Based on indirect methods, it is suggested that both L‐ and T‐type Ca channels mediate signaling in the renal afferent arteriole (AA) and that T‐type Ca channels are involved in signaling in the efferent arteriole (EA). Our study was initiated to characterize Ca currents in these vessels, directly, using patch clamp. Native myocytes were isolated from individually isolated rat AA and EA and from tail arteries. Inward currents were measured in physiologic 1.5 mmol/L Ca and 10 mmol/L Ba using the whole‐cell configuration. By exploiting known differences in activation and inactivation properties and sensitivities to nifedipine and kurtoxin, we could readily demonstrate the presence of both L‐ and T‐type Ca channels in myocytes from the rat tail artery. AA myocytes exhibited relatively large Ca current densities (−2.0±0.2 pA/pF), which increased 3.6 fold in Ba.

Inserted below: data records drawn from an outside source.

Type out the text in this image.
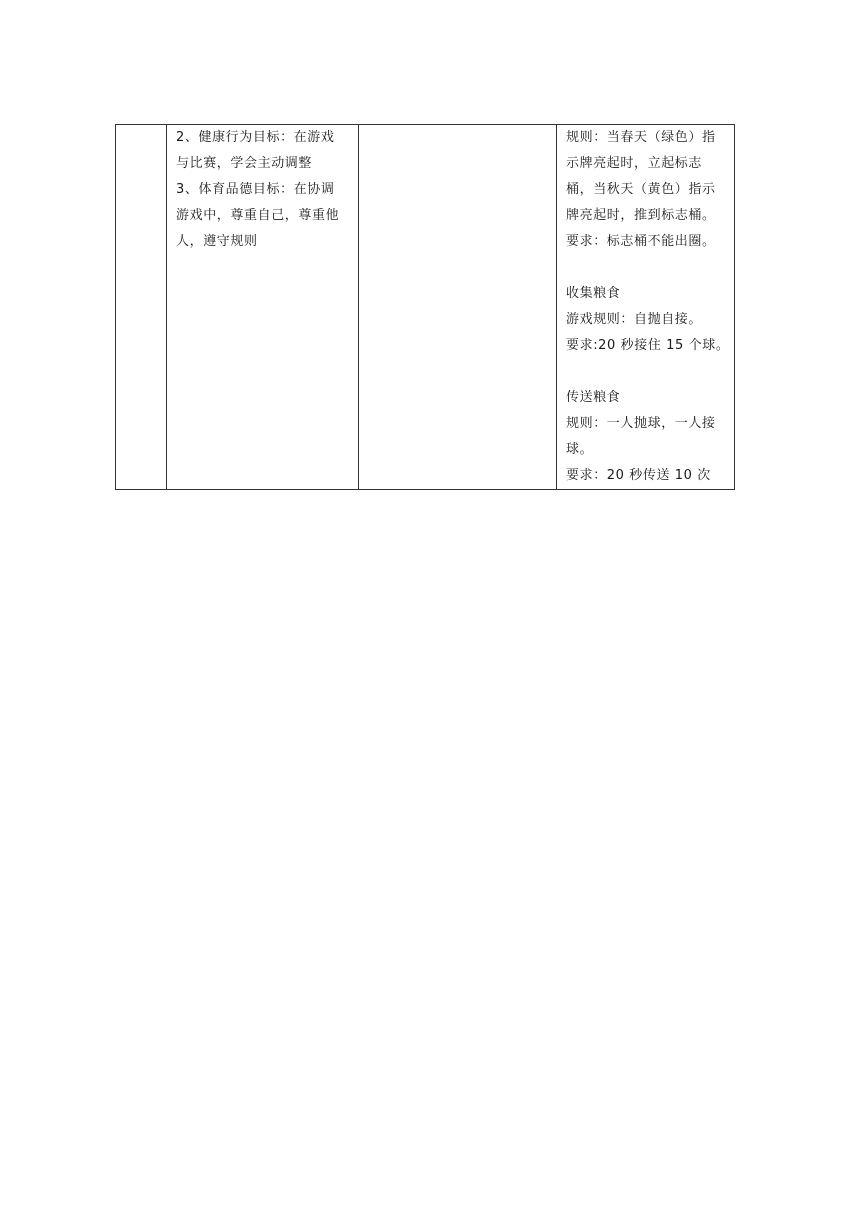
2、健康行为目标：在游戏
与比赛，学会主动调整
3、体育品德目标：在协调
游戏中，尊重自己，尊重他
人，遵守规则

规则：当春天（绿色）指
示牌亮起时，立起标志
桶，当秋天（黄色）指示
牌亮起时，推到标志桶。
要求：标志桶不能出圈。
收集粮食
游戏规则：自抛自接。
要求:20 秒接住 15 个球。
传送粮食
规则：一人抛球，一人接
球。
要求：20 秒传送 10 次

These currents were blocked by nifedipine, but not by kurtoxin or mibefradil and did not exhibit the activation and inactivation characteristics of T‐type Ca channels, compared to tail artery myocytes. EA myocytes did not exhibit a marked voltage‐activated inward current in 1.5 mmol/L Ca. Thus, our findings support the physiologic role of L‐type Ca channels in the AA, but not EA, and do not support the premise that T‐type Ca channels are significantly present in either vessel. Supported by the Royal Society and the Alberta Heritage Foundation for Medical Research.